Derivatives of Regular Expressions
Quick disclaimer: The ideas in this blog post are not my original work. I am paraphrasing from lectures given by both Nate Foster and Dexter Kozen at Cornell University, and adding some of my own intuition and insights where I think it is helpful. My intent is to increase awareness of a cool thing that I am excited about, not to pass any of this work off as my own.
Regular expressions come up a lot in computer science. From a theory perspective, they are a compact and intuitive way to understand regular languages. In practice, they allow programmers to recognize phone numbers, search for files, and even parse HTML.^{1} Up until about a month ago, I thought I knew everything I wanted to know about regular expressions, and then I discovered Brzozowski derivatives.
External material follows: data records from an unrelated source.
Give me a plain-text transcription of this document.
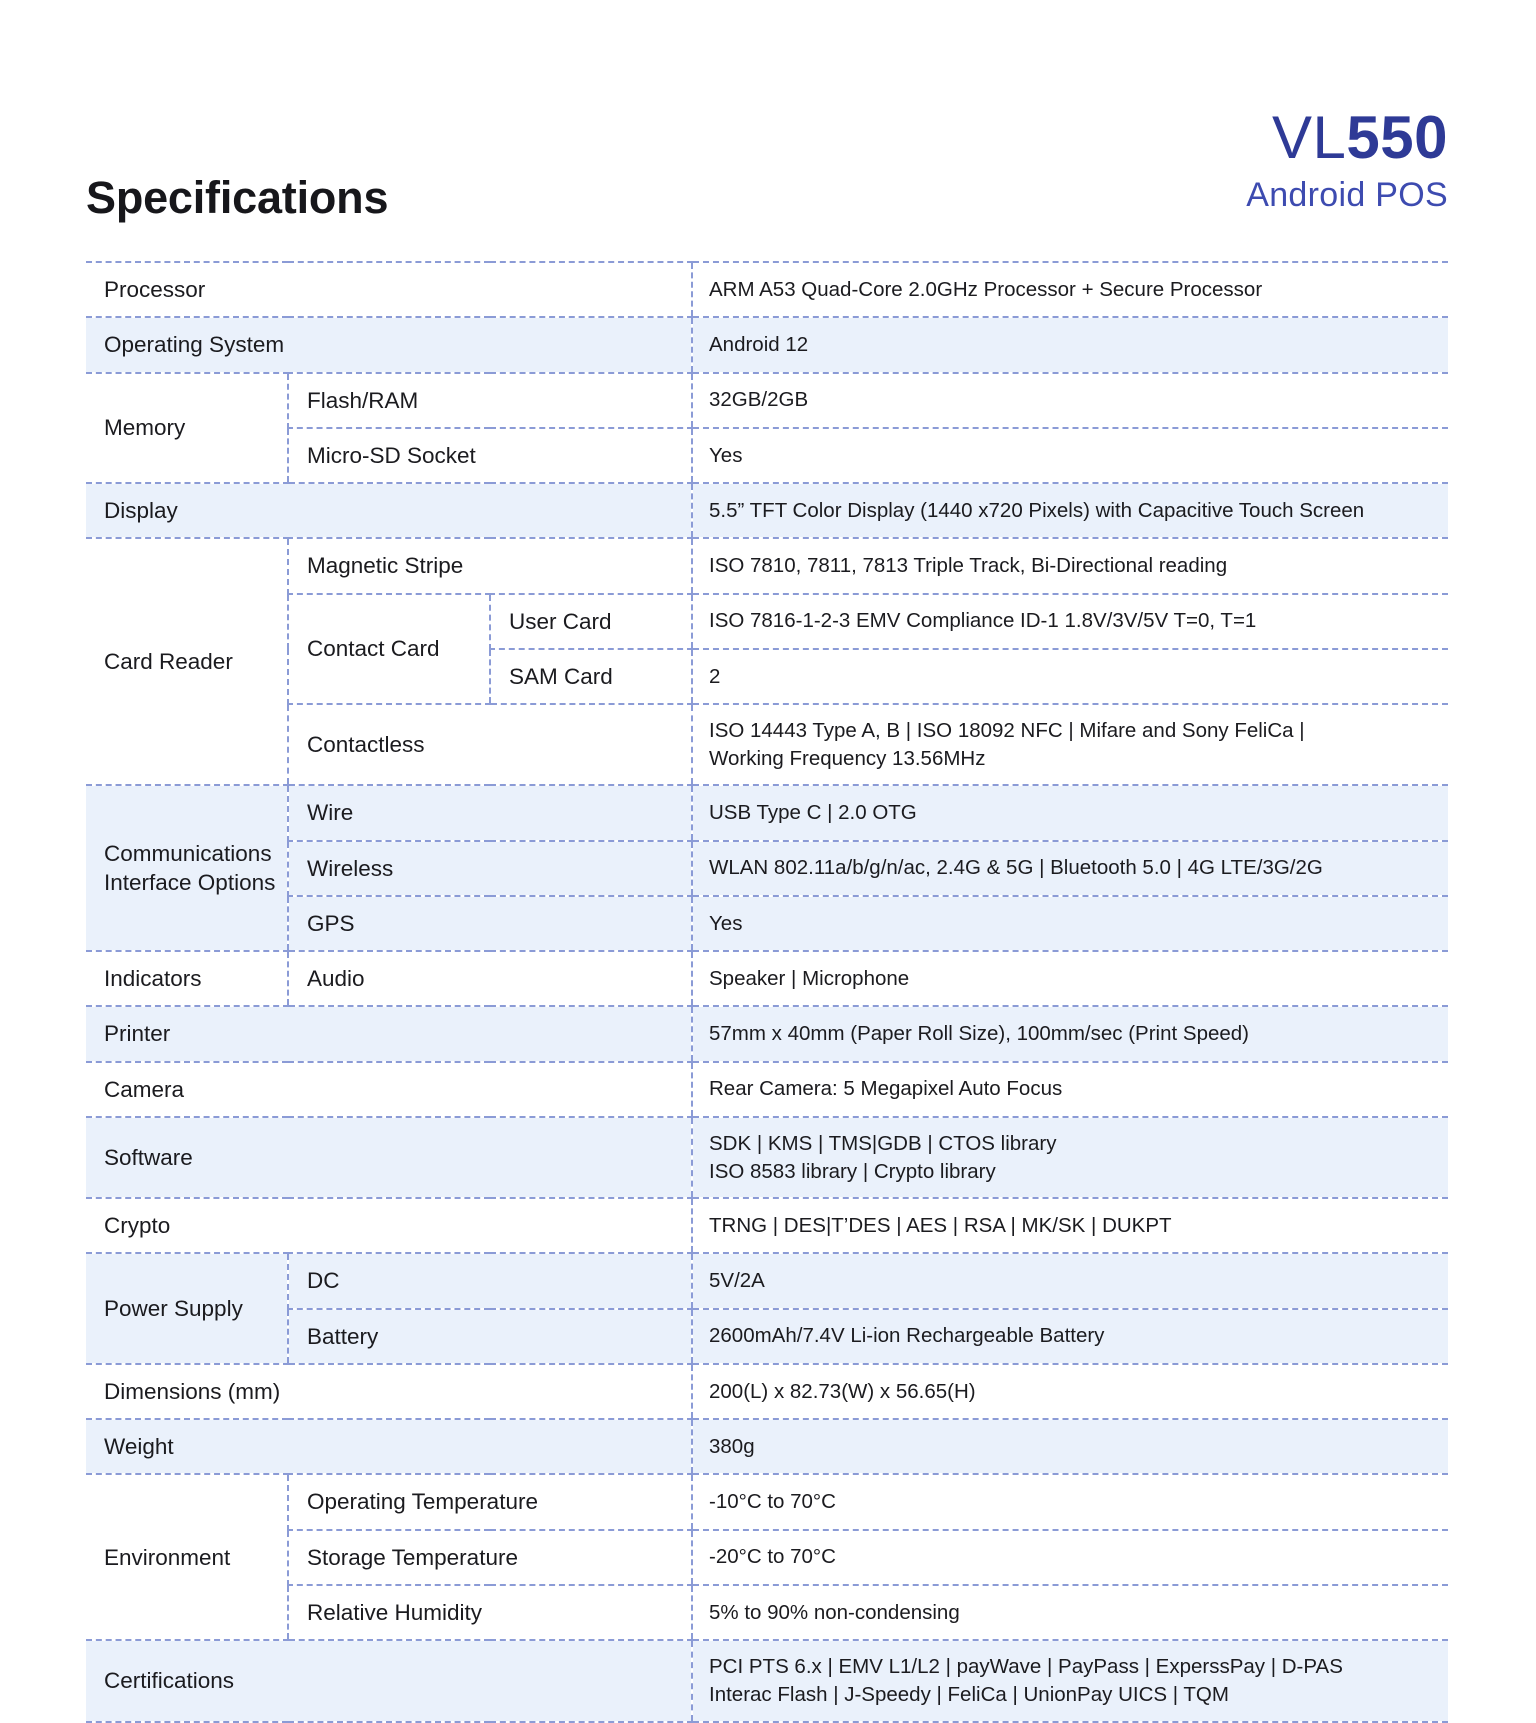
VL550
Android POS
Specifications
Processor			ARM A53 Quad-Core 2.0GHz Processor + Secure Processor
Operating System			Android 12
Memory	Flash/RAM		32GB/2GB
	Micro-SD Socket		Yes
Display			5.5” TFT Color Display (1440 x720 Pixels) with Capacitive Touch Screen
Card Reader	Magnetic Stripe		ISO 7810, 7811, 7813 Triple Track, Bi-Directional reading
	Contact Card	User Card	ISO 7816-1-2-3 EMV Compliance ID-1 1.8V/3V/5V T=0, T=1
		SAM Card	2
	Contactless		ISO 14443 Type A, B | ISO 18092 NFC | Mifare and Sony FeliCa |
Working Frequency 13.56MHz

Communications
Interface Options	Wire		USB Type C | 2.0 OTG
	Wireless		WLAN 802.11a/b/g/n/ac, 2.4G & 5G | Bluetooth 5.0 | 4G LTE/3G/2G
	GPS		Yes
Indicators	Audio		Speaker | Microphone
Printer			57mm x 40mm (Paper Roll Size), 100mm/sec (Print Speed)
Camera			Rear Camera: 5 Megapixel Auto Focus
Software			SDK | KMS | TMS|GDB | CTOS library
ISO 8583 library | Crypto library

Crypto			TRNG | DES|T’DES | AES | RSA | MK/SK | DUKPT
Power Supply	DC		5V/2A
	Battery		2600mAh/7.4V Li-ion Rechargeable Battery
Dimensions (mm)			200(L) x 82.73(W) x 56.65(H)
Weight			380g
Environment	Operating Temperature		-10°C to 70°C
	Storage Temperature		-20°C to 70°C
	Relative Humidity		5% to 90% non-condensing
Certifications			PCI PTS 6.x | EMV L1/L2 | payWave | PayPass | ExperssPay | D-PAS
Interac Flash | J-Speedy | FeliCa | UnionPay UICS | TQM
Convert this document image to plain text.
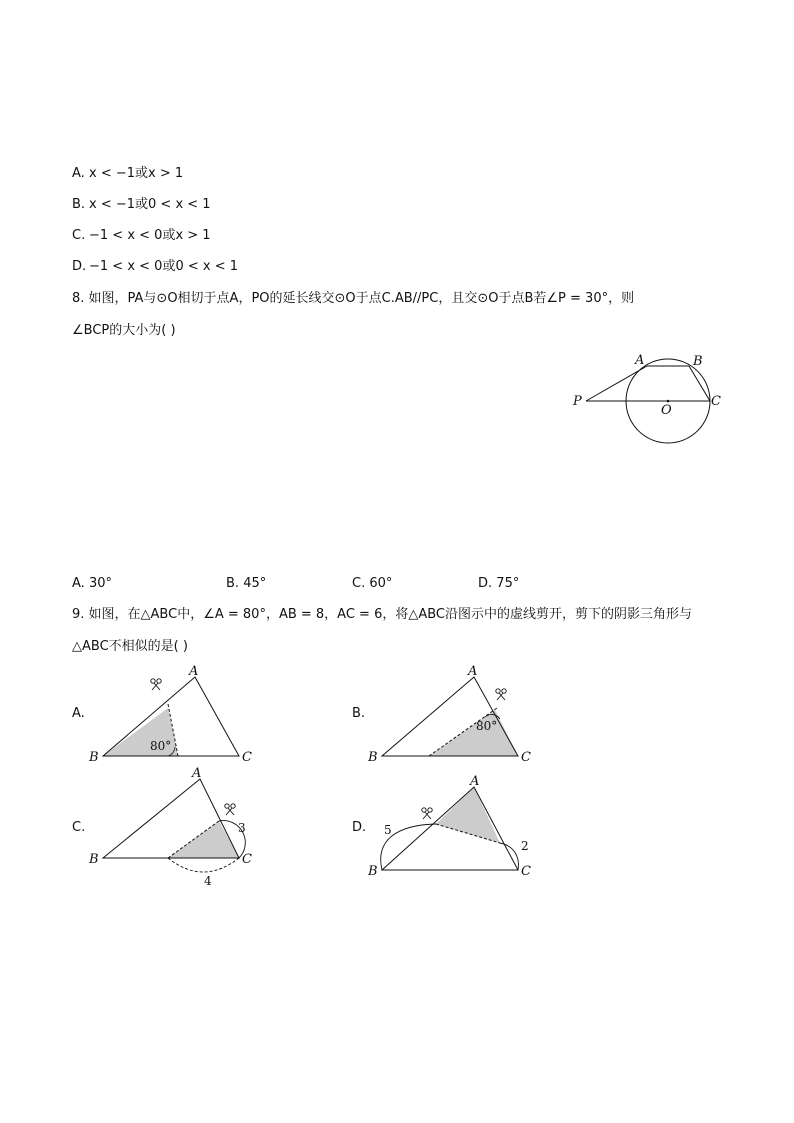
A. x < −1或x > 1
B. x < −1或0 < x < 1
C. −1 < x < 0或x > 1
D. −1 < x < 0或0 < x < 1
8. 如图，PA与⊙O相切于点A，PO的延长线交⊙O于点C.AB//PC，且交⊙O于点B若∠P = 30°，则
∠BCP的大小为( )
A	B
P
O
C
A. 30°	B. 45°	C. 60°	D. 75°
9. 如图，在△ABC中，∠A = 80°，AB = 8，AC = 6，将△ABC沿图示中的虚线剪开，剪下的阴影三角形与
△ABC不相似的是( )
A.
A
B	C
80°
B.
A
B	C
80°
C.
A
B	C
3
4
D.
A
B	C
5
2
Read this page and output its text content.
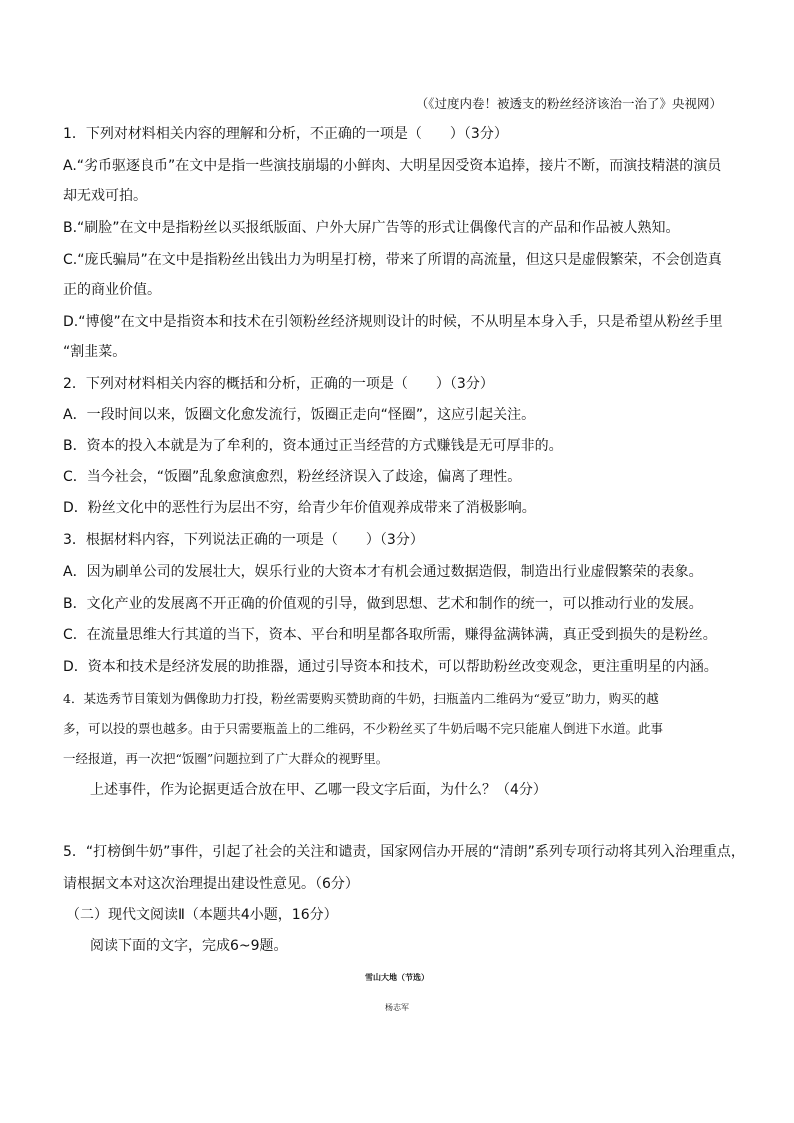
（《过度内卷！被透支的粉丝经济该治一治了》央视网）
1．下列对材料相关内容的理解和分析，不正确的一项是（　　）（3分）
A.“劣币驱逐良币”在文中是指一些演技崩塌的小鲜肉、大明星因受资本追捧，接片不断，而演技精湛的演员
却无戏可拍。
B.“刷脸”在文中是指粉丝以买报纸版面、户外大屏广告等的形式让偶像代言的产品和作品被人熟知。
C.“庞氏骗局”在文中是指粉丝出钱出力为明星打榜，带来了所谓的高流量，但这只是虚假繁荣，不会创造真
正的商业价值。
D.“博傻”在文中是指资本和技术在引领粉丝经济规则设计的时候，不从明星本身入手，只是希望从粉丝手里
“割韭菜。
2．下列对材料相关内容的概括和分析，正确的一项是（　　）（3分）
A．一段时间以来，饭圈文化愈发流行，饭圈正走向“怪圈”，这应引起关注。
B．资本的投入本就是为了牟利的，资本通过正当经营的方式赚钱是无可厚非的。
C．当今社会，“饭圈”乱象愈演愈烈，粉丝经济误入了歧途，偏离了理性。
D．粉丝文化中的恶性行为层出不穷，给青少年价值观养成带来了消极影响。
3．根据材料内容，下列说法正确的一项是（　　）（3分）
A．因为刷单公司的发展壮大，娱乐行业的大资本才有机会通过数据造假，制造出行业虚假繁荣的表象。
B．文化产业的发展离不开正确的价值观的引导，做到思想、艺术和制作的统一，可以推动行业的发展。
C．在流量思维大行其道的当下，资本、平台和明星都各取所需，赚得盆满钵满，真正受到损失的是粉丝。
D．资本和技术是经济发展的助推器，通过引导资本和技术，可以帮助粉丝改变观念，更注重明星的内涵。
4．某选秀节目策划为偶像助力打投，粉丝需要购买赞助商的牛奶，扫瓶盖内二维码为“爱豆”助力，购买的越
多，可以投的票也越多。由于只需要瓶盖上的二维码，不少粉丝买了牛奶后喝不完只能雇人倒进下水道。此事
一经报道，再一次把“饭圈”问题拉到了广大群众的视野里。
上述事件，作为论据更适合放在甲、乙哪一段文字后面，为什么？（4分）
5．“打榜倒牛奶”事件，引起了社会的关注和谴责，国家网信办开展的“清朗”系列专项行动将其列入治理重点，
请根据文本对这次治理提出建设性意见。（6分）
（二）现代文阅读Ⅱ（本题共4小题，16分）
阅读下面的文字，完成6~9题。
雪山大地（节选）
杨志军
Before I start, let’s take a step back and define exactly what we mean by regular expressions. Here’s a nice inductive definition:
\[r ::= \varnothing \mid a \mid r_1 + r_2 \mid r_1 r_2 \mid r^* \quad\quad a \in \Sigma\]Note that this definition is minimal—I don’t include things like \(r^+\) or \(r?\) because they can be written in terms of the other operators. One bit of common notation that I will use is \(\varepsilon\) to instead of \(\varnothing^*\); both are the regular expression denoting the empty string.
At this point, I’ll assume you have a general understanding of how to interpret regular expressions; so if I write \(a^*b^* + c\), you should know that it denotes any string that is either zero or more \(a\)’s followed zero or more \(b\)’s, or just \(c\).
The Brzozowski Derivative
With notation out of the way, we can start to look at what a Brzozowski derivative is.^{2} Intuitively, it is a way of partially interpreting a regular expression. The derivative of \(r\) with respect to a character \(a\), \(D_a(r)\), is a new regular expression that matches all strings from \(r\) that started with an \(a\), but without the \(a\). We “take \(a\) off the front of \(r\)”. For example,
\[D_b(foo + bar + baz) = ar + az\]Since \(foo\) doesn’t start with a \(b\), we dropped that part of the expression altogether. For each of the other pieces, we just took a \(b\) off of the front.
Now that we understand what we’re going for, let’s actually define a way to compute \(D_a(r)\). We’ll do it inductively, step by step.
\[D_a(\varnothing) = \varnothing\]
This one should be pretty obvious. If you take \(a\) off of every string in \(\varnothing\)… well there were no strings to begin with.
\[D_a(c) = \begin{cases} \varepsilon & a = c \\ \varnothing & a \neq c \end{cases}\]
The idea here is that if you try to take \(a\) off of the string \(a\), you get an empty string back, and if you try to take \(a\) off of the string \(c\) (where \(c\) is some character that isn’t \(a\)), you just can’t do it.
\[D_a(r_1 + r_2) = D_a(r_1) + D_a(r_2)\]
If you want to take an \(a\) off the front of an alternation, you can either take it off of the first expression, or off of the second.
\[D_a(r_1r_2) = D_a(r_1)r_2 + E(r_1)D_a(r_2)\]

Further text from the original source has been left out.